Photographs & the Carnegie Expedition to China 

Photographic documentation of China began in 1846 with the opening of a Hong Kong daguerreotype studio. The earliest surviving China photograph was taken in 1851. Beginning in 1858, the number of photographers--European and Chinese, professionals and amateurs--grew. Although most of the activity was in coastal city studios, a few intrepid men undertook to document the vast countryside. The best known of these, John Thompson, worked between 1868 and 1872. From 1907 to 1911 botanist E. H. Wilson took photographs of the interior while collecting specimens. 

Now a cache of photographs, earlier than Wilson's but, like his, taken coincidentally to professional pursuits, has come to public attention. Taken by Maine native R. Harvey Sargent, of the US Geological Survey, during a scientific expedition in 1903-04 which was funded by the Carnegie Institution, they capture the character and environment of rural China, and reflect the wonder and enthusiasm of an amateur photographer. The expedition, searching for early trilobite fossils, was headed by prominent geologist and seismologist Bailey Willis, who was aided by Sargent, a topographer, and geologist Eliot Blackwelder. 

The explorers first crossed Shandong Province, trekked west from Beijing into Shanxi, then south to the Yellow River.

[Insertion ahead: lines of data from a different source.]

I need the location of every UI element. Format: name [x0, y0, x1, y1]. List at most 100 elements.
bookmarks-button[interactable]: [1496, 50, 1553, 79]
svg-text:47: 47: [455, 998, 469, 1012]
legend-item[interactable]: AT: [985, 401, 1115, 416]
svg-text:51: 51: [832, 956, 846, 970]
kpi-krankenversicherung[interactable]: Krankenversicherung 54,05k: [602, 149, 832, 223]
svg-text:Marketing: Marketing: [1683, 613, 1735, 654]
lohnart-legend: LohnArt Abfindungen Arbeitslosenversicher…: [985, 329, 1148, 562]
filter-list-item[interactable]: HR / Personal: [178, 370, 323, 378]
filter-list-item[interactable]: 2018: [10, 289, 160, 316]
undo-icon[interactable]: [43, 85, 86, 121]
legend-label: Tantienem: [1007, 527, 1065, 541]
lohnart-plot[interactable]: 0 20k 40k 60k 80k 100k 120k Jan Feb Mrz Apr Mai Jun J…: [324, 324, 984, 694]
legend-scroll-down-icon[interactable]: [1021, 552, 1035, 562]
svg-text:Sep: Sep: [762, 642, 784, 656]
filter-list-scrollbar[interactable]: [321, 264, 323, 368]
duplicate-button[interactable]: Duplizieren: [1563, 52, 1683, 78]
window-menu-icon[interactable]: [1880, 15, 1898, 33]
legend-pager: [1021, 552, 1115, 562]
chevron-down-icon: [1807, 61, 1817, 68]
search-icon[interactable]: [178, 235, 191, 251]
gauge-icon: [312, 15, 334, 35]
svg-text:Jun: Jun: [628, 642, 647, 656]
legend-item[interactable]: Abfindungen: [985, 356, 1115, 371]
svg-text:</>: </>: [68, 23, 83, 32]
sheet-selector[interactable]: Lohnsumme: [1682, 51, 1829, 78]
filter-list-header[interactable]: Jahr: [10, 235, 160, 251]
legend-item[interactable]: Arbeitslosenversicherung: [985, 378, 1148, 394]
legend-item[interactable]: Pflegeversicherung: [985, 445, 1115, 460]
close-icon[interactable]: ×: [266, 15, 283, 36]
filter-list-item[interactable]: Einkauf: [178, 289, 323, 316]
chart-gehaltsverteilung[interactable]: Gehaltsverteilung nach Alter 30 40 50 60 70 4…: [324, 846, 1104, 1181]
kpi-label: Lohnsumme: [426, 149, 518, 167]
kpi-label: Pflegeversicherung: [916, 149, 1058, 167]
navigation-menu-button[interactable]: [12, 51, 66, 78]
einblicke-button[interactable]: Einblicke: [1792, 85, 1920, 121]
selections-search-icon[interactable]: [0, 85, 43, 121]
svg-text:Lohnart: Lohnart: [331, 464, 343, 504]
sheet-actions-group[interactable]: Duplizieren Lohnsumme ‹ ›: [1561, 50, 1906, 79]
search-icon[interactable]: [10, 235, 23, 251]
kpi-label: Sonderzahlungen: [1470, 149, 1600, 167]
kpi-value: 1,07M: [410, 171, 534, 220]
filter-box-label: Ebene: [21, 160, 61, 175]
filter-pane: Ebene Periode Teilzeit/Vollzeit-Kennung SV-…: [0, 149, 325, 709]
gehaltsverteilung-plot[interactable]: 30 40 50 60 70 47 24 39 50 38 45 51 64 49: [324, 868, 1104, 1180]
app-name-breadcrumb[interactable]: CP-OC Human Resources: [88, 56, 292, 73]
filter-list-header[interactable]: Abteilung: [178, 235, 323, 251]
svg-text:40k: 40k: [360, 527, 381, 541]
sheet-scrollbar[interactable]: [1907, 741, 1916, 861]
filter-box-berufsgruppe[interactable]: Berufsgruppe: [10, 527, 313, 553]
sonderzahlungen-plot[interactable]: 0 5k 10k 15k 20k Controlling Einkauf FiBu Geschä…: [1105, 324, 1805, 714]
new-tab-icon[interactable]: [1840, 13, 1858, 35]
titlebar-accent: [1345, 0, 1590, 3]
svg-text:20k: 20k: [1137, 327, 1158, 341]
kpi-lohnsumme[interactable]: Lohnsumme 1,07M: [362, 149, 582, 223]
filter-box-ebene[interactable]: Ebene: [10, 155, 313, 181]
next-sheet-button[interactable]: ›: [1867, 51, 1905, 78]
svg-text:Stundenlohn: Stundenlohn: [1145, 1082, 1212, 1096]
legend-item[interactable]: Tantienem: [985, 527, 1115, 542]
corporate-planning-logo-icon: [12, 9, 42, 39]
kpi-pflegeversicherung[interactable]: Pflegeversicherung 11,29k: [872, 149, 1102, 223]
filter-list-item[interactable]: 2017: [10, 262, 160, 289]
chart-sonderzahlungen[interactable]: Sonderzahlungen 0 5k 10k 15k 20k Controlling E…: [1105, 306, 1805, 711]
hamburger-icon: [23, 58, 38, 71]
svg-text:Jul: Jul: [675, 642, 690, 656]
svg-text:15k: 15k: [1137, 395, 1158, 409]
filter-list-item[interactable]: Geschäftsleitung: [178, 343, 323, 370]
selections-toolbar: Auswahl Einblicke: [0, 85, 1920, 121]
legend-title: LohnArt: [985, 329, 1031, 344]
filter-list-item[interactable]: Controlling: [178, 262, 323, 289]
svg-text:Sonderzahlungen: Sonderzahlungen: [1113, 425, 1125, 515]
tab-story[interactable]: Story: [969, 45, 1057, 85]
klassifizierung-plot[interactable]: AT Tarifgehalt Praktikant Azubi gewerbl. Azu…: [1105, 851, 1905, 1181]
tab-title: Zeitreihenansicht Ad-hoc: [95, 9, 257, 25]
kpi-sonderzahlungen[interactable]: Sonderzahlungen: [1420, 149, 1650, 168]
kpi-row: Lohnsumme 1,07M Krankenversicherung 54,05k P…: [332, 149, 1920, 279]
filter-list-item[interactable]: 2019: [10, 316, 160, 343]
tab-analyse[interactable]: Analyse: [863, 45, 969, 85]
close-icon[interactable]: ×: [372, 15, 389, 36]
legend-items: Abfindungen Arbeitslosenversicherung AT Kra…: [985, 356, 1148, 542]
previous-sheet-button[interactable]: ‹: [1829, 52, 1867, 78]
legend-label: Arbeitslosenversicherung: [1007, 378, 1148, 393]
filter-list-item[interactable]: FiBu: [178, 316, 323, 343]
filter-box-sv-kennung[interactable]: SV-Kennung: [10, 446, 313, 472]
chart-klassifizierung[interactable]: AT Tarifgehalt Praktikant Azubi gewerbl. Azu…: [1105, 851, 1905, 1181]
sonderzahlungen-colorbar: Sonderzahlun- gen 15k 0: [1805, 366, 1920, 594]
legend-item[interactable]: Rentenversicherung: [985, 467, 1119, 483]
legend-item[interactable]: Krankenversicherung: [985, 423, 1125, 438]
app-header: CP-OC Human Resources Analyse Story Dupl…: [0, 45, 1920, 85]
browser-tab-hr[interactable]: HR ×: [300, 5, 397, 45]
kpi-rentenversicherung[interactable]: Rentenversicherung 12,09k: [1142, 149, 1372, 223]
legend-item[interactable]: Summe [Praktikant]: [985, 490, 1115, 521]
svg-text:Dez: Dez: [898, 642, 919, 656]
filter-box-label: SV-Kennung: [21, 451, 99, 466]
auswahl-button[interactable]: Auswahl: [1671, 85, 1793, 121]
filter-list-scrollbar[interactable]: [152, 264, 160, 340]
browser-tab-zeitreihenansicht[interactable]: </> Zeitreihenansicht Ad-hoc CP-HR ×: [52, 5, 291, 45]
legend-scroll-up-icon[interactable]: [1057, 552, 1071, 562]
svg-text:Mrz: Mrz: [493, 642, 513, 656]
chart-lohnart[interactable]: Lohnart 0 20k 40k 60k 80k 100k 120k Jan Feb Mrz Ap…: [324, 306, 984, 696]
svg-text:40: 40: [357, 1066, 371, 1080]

Crossing the river, they moved west to ancient Xian, south across the Qinling Mountains, and finally down tributary rivers to the Yangzi. 

From Willis' memoir, Friendly China (1948), it appears that the American scientists met a warm welcome, despite the recent Boxer troubles and the blatant imperialism of certain other foreign expeditions. Willis published a report on his geological discoveries, while Sargent's maps won acclaim for their accuracy.